Just as one can rarely blame smoking for one *particular* smoker's lung cancer, any one day's warm weather in a single location can hardly be called evidence of global warming. I spent many a childhood Christmas in Kentucky without a flake of white on the ground, and a white Christmas is more of a novelty there than a department-store Santa Claus.
All the same, as snow covered runways and roads from Portland OR to Chicago to Boston, I couldn't help feeling that Kentucky alone was bearing the evidence this holiday season of how winter precipitation goes wrong with temperatures just a few degrees warmer. Hazel looks happy enough, to be sure, and I know my sister-in-law and her family were glad that the southern half of their impromptu drive from Chicago to Louisville was ice-free. I'm glad to make the most of any weather, and 220 floating golf balls, harvested from nooks and crannies around my in-laws' 5 acre garden/playground, were evidence of a good time had by 4 cousins and 8 muddy boots.

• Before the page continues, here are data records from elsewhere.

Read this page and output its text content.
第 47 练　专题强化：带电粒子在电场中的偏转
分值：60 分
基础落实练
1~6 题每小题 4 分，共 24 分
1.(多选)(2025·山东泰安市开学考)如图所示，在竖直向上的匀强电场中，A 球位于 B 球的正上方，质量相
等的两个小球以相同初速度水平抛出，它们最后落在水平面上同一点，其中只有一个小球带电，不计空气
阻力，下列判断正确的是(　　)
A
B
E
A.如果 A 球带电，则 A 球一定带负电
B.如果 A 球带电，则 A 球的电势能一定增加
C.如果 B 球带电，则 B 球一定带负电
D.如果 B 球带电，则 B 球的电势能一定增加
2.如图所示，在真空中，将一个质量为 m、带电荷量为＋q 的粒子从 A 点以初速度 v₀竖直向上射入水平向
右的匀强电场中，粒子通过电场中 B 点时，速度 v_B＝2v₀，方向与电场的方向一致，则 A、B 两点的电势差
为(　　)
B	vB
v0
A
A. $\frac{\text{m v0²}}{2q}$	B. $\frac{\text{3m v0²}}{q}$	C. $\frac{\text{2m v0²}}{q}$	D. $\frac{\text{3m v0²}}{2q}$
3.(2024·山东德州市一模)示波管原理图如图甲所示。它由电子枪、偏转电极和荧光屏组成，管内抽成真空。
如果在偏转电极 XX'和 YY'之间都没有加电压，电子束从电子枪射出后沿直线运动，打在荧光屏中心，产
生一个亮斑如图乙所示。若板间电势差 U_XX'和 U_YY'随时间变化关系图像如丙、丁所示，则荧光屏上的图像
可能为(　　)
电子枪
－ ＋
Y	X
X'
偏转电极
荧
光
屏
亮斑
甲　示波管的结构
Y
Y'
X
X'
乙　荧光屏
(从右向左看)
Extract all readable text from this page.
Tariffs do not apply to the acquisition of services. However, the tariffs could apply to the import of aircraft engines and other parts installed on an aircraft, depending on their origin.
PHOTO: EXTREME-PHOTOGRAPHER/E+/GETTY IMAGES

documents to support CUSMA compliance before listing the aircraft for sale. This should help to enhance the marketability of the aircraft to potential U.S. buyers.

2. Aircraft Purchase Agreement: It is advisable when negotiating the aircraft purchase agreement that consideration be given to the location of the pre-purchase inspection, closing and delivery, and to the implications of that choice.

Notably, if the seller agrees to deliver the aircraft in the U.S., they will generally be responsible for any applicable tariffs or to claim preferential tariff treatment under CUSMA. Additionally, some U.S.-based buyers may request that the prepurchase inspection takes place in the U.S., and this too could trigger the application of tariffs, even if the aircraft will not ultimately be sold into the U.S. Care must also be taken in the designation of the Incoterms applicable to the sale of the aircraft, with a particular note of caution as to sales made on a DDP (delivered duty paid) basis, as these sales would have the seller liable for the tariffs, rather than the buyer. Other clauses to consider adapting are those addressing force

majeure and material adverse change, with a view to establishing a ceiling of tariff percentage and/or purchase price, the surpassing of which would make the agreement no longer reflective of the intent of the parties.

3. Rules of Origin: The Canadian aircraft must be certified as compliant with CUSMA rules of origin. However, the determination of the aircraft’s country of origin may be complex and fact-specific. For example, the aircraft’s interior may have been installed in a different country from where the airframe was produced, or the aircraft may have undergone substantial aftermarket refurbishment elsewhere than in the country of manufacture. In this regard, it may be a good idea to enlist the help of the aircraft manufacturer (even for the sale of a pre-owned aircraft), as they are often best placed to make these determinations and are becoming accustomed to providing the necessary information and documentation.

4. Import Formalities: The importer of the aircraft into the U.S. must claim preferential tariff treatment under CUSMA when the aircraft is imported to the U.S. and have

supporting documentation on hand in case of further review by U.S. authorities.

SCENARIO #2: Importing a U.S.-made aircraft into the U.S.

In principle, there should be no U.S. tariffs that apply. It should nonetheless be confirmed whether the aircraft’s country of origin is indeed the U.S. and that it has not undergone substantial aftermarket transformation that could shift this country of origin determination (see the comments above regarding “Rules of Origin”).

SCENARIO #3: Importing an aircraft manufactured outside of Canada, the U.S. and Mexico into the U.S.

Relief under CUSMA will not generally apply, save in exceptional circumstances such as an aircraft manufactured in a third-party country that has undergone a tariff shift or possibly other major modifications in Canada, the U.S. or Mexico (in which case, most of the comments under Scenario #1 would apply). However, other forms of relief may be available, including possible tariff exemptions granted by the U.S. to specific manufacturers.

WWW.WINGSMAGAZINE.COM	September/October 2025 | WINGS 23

One of the predicted hallmarks of global warming is more striking extremes of weather in any location. Next summer, if the last several years are any evidence, the area pictured will be cracked and dry, the gardens given I.V. irrigation to survive. I hope that all of these cousins, throughout their lives, will continue to be able to make the most of what the weather brings, with good shelter and family for company, and the imagination necessary to make appropriate use of golf balls or any other flotsam and jetsam they find.